Si le programme applique directement :

np.fft.fftn(tableau)

à un tableau de forme :

(65, 65, 65)

alors la FFT travaille bien avec :

\[ 65=5\times 13. \]

Cette taille reste acceptable, même si elle est moins favorable que 64, 72 ou 80.

Pourquoi utiliser des grilles impaires ?

La suite :

49, 65, 81, 121

correspond à :

\[ 49=2\times24+1,\qquad 65=2\times32+1,\qquad 81=2\times40+1,\qquad 121=2\times60+1. \]

Une grille impaire possède un point central exactement situé à l’origine. Cela facilite le placement symétrique du milieu de la molécule et du plan médiateur.

Conclusion pratique. Pour une étude de convergence physique, conserver des tailles impaires comme 49, 65, 81 ou 121 est raisonnable. Le gain de vitesse obtenu en passant de 65 à 64 peut être moins important que la perte du point central exact.

2. Définition de la boîte spatiale

Le programme utilise une demi-largeur de boîte de la forme :

L = max(MARGE_BOITE, R / 2 + MARGE_NOYAU)

La boîte s’étend alors approximativement de \(-L\) à \(+L\) dans chaque direction. Le pas de grille vaut :

\[ h=\frac{2L}{N_{\mathrm{GRILLE}}-1}. \]

Avec :

N_GRILLE = 65
MARGE_BOITE = 8.0
MARGE_NOYAU = 6.5

pour :

\[ \frac{R}{2}+6.5<8, \]

c’est-à-dire :

\[ R<3\,a_0, \]

on a :

\[ L=8\,a_0, \qquad h=\frac{16}{64}=0.25\,a_0. \]

Ce pas est raisonnable pour une première étude, mais il reste assez grossier pour décrire précisément le voisinage immédiat des noyaux.

3. Précautions lorsque \(R\) est petit

3.1. Taille de la boîte

Lorsque \(R\to0\), les deux noyaux sont proches du centre. Une boîte allant de \(-8a_0\) à \(+8a_0\) est largement suffisante pour des orbitales hydrogénoïdes \(1s\).

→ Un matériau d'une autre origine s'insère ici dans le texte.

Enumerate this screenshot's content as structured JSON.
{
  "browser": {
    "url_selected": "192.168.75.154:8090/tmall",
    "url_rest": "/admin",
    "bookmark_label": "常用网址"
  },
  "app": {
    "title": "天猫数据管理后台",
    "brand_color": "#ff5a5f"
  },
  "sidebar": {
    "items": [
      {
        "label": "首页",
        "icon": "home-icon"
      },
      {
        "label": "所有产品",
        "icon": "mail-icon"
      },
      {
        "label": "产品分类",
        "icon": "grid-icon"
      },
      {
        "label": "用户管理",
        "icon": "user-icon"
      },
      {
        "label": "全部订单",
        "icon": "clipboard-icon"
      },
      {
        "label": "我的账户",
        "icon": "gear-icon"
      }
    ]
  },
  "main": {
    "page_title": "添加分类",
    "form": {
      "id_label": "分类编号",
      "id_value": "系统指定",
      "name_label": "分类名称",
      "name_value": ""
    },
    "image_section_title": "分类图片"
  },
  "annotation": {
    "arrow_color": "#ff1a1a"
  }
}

À une distance de \(8a_0\) :

\[ \psi(r)\propto e^{-r}, \qquad e^{-8}\simeq3.35\times10^{-4}. \]

La densité est alors de l’ordre de :

\[ |\psi|^2\propto e^{-16}\simeq1.1\times10^{-7}. \]

Les effets de bord sont donc faibles.

3.2. Résolution de la séparation des noyaux

Le problème principal n’est pas la taille de la boîte, mais le nombre de points entre les deux noyaux.

Avec \(h=0.25a_0\) :

\(R\) Nombre d’intervalles entre les noyaux Appréciation
\(1.0a_0\)4Acceptable
\(0.5a_0\)2Assez grossier
\(0.25a_0\)1Insuffisant
\(<0.25a_0\)moins de 1Non résolu

Une règle pratique consiste à demander :

\[ \frac{R}{h}\gtrsim4\text{ à }6. \]

Avec \(h=0.25a_0\), cela donne :

\[ R\gtrsim1\text{ à }1.5\,a_0. \]

Pour étudier des distances plus petites, on peut augmenter la résolution :

N_GRILLE = 129

donne, pour \(L=8a_0\) :

\[ h=\frac{16}{128}=0.125\,a_0. \]

Et :

N_GRILLE = 257

donne :

\[ h=\frac{16}{256}=0.0625\,a_0. \]

3.3. Singularités coulombiennes sur un point de grille

Si le programme calcule explicitement des termes comme :

1.0 / r_A
1.0 / r_B

il faut éviter qu’un point de grille conduise directement à \(r_A=0\) ou \(r_B=0\), car cela produit une divergence numérique.

Une protection élémentaire est :

epsilon = 1.0e-12
r_A = np.maximum(r_A, epsilon)
r_B = np.maximum(r_B, epsilon)
La singularité coulombienne est intégrable dans une intégrale tridimensionnelle, mais sa représentation ponctuelle peut produire inf ou nan. Pour une grande précision, une moyenne analytique du potentiel sur la maille centrale est préférable à un simple découpage par epsilon.

4. Précautions lorsque \(R\) est grand

4.1. Marge autour de chaque noyau

Lorsque \(R>3a_0\), on a :

\[ L=\frac{R}{2}+6.5. \]

Le noyau droit est placé en \(+R/2\), tandis que la frontière droite est en \(+L\). La distance entre le noyau et la frontière est donc :

\[ L-\frac{R}{2}=6.5\,a_0. \]

Chaque noyau conserve donc une marge extérieure constante égale à MARGE_NOYAU.

À \(6.5a_0\) :

\[ e^{-6.5}\simeq1.50\times10^{-3}, \qquad e^{-13}\simeq2.26\times10^{-6}. \]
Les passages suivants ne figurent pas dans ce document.